Neighbors of ours have been looking for work for well over a year. And with a tanking economy, a dearth of legitimate professions often gives way to illicit ones. I witnessed my first drug deal walking around the park last month. Within the same week, a parishioner attending a dinner at the parish had a window of her van smashed and her purse snatched by some ne’er-do-well. Then, as if to punctuate the week, a roar of loud noises and screeching tires woke me up one Saturday night. Driving out to celebrate the Sunday Masses, I saw police lines obstructing traffic down a nearby street. My worst fears were confirmed: A teenager was shot dead at a house party, a victim presumably of gang violence.
Recent events remind me of my vow of poverty—the only one of the three vows I’ve found can be reduced to an afterthought if I’m not praying about it deliberately. Well, the poverty vow found me. It found me in the people I serve, whose once quiet neighborhood of working class folk has a new set perils to deal with. By living in their very neighborhood, I remember the Holy Cross Constitutions which state by consecrated poverty “we seek to share the lot of the poor.” Our Constitutions remind me to set down my diary, come down from my mountain and spend a day in the ‘hood.

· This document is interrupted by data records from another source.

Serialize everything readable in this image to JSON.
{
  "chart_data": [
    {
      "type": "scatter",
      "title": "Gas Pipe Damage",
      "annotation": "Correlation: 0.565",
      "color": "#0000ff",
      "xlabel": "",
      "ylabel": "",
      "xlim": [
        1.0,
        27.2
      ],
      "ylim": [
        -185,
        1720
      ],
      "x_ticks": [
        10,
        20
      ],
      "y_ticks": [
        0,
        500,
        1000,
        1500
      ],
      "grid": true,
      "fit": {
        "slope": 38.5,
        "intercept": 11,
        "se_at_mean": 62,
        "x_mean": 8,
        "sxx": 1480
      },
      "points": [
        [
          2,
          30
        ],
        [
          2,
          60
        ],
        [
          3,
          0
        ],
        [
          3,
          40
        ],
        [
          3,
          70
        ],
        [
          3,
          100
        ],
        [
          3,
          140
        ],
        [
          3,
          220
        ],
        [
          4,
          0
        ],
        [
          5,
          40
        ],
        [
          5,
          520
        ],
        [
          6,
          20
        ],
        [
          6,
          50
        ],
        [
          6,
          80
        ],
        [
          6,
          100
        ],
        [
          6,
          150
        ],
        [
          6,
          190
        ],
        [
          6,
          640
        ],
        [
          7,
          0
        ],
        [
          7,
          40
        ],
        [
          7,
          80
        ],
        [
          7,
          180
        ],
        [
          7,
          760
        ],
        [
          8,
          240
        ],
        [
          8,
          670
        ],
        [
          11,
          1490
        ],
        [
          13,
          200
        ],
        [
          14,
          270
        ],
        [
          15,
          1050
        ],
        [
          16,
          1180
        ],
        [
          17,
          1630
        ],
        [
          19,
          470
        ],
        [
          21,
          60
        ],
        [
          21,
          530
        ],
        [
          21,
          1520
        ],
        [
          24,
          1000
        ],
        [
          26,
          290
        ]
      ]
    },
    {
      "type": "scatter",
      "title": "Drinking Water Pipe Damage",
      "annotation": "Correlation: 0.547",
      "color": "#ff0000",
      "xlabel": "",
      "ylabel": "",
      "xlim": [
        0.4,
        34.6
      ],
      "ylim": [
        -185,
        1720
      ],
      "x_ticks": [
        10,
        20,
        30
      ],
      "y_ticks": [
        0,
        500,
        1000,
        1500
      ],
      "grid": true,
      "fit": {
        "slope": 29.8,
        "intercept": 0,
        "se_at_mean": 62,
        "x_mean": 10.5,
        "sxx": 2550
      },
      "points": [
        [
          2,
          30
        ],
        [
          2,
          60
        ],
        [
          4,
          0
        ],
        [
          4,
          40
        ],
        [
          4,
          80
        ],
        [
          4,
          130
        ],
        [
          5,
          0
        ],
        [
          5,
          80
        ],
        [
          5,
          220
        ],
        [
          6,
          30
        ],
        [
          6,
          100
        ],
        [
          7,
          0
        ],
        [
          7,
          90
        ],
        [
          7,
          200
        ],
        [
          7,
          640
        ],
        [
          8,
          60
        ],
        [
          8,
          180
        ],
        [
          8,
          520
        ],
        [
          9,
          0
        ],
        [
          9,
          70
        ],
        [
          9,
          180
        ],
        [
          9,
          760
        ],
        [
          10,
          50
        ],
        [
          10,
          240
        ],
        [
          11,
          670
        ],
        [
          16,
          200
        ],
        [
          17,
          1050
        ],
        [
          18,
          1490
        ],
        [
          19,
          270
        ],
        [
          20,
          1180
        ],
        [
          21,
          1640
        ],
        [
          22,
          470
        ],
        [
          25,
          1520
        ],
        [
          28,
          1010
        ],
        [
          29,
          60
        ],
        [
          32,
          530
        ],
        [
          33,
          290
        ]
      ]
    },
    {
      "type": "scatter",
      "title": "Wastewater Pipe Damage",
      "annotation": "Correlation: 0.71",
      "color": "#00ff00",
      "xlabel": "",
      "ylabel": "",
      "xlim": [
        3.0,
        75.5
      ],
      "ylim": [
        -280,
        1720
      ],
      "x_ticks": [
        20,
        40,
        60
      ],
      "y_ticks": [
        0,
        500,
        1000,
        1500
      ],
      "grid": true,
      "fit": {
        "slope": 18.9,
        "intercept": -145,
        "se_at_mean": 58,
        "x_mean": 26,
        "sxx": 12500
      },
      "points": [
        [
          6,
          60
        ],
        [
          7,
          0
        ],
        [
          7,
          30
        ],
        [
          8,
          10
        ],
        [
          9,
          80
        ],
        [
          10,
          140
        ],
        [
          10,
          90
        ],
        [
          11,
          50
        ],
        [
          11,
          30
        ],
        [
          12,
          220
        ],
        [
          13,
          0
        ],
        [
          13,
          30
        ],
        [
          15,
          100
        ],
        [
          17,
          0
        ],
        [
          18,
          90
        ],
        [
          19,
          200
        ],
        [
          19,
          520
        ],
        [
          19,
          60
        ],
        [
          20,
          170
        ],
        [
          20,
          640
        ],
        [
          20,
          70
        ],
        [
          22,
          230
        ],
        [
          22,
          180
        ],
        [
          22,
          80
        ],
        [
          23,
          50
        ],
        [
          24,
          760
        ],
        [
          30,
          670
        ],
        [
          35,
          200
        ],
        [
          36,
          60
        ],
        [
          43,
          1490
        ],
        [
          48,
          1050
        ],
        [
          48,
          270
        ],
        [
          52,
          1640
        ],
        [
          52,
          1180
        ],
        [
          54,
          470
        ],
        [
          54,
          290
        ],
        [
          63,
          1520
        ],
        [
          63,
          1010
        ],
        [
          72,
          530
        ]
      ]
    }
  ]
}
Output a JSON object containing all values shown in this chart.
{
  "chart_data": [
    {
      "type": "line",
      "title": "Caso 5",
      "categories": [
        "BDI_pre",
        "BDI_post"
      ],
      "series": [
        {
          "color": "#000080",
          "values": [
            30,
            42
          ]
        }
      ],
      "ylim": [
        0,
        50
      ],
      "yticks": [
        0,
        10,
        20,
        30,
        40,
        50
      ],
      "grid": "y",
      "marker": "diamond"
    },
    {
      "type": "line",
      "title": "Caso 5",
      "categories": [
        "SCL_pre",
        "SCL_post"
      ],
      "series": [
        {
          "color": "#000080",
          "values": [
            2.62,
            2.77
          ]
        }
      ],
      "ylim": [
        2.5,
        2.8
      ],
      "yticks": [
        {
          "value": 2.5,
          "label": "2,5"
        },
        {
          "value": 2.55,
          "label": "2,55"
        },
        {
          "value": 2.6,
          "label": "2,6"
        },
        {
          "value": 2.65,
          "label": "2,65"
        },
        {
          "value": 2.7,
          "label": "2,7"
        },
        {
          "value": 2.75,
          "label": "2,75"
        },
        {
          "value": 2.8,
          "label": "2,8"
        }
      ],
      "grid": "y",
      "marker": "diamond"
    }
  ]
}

Furthermore, we “unite in their cause, trusting in the Lord as provider.” I certainly point our local community to our Lord Jesus Christ as provider, when corporate America and government have failed in that role. I do with my own personal style and good natured irreverence. Wearing my St. André bandana as if I was an actor in Rihanna’s “Run This Town” video, I remind neighbors that it’s actually Jesus Christ and his beloved St. Andre who “run this town.”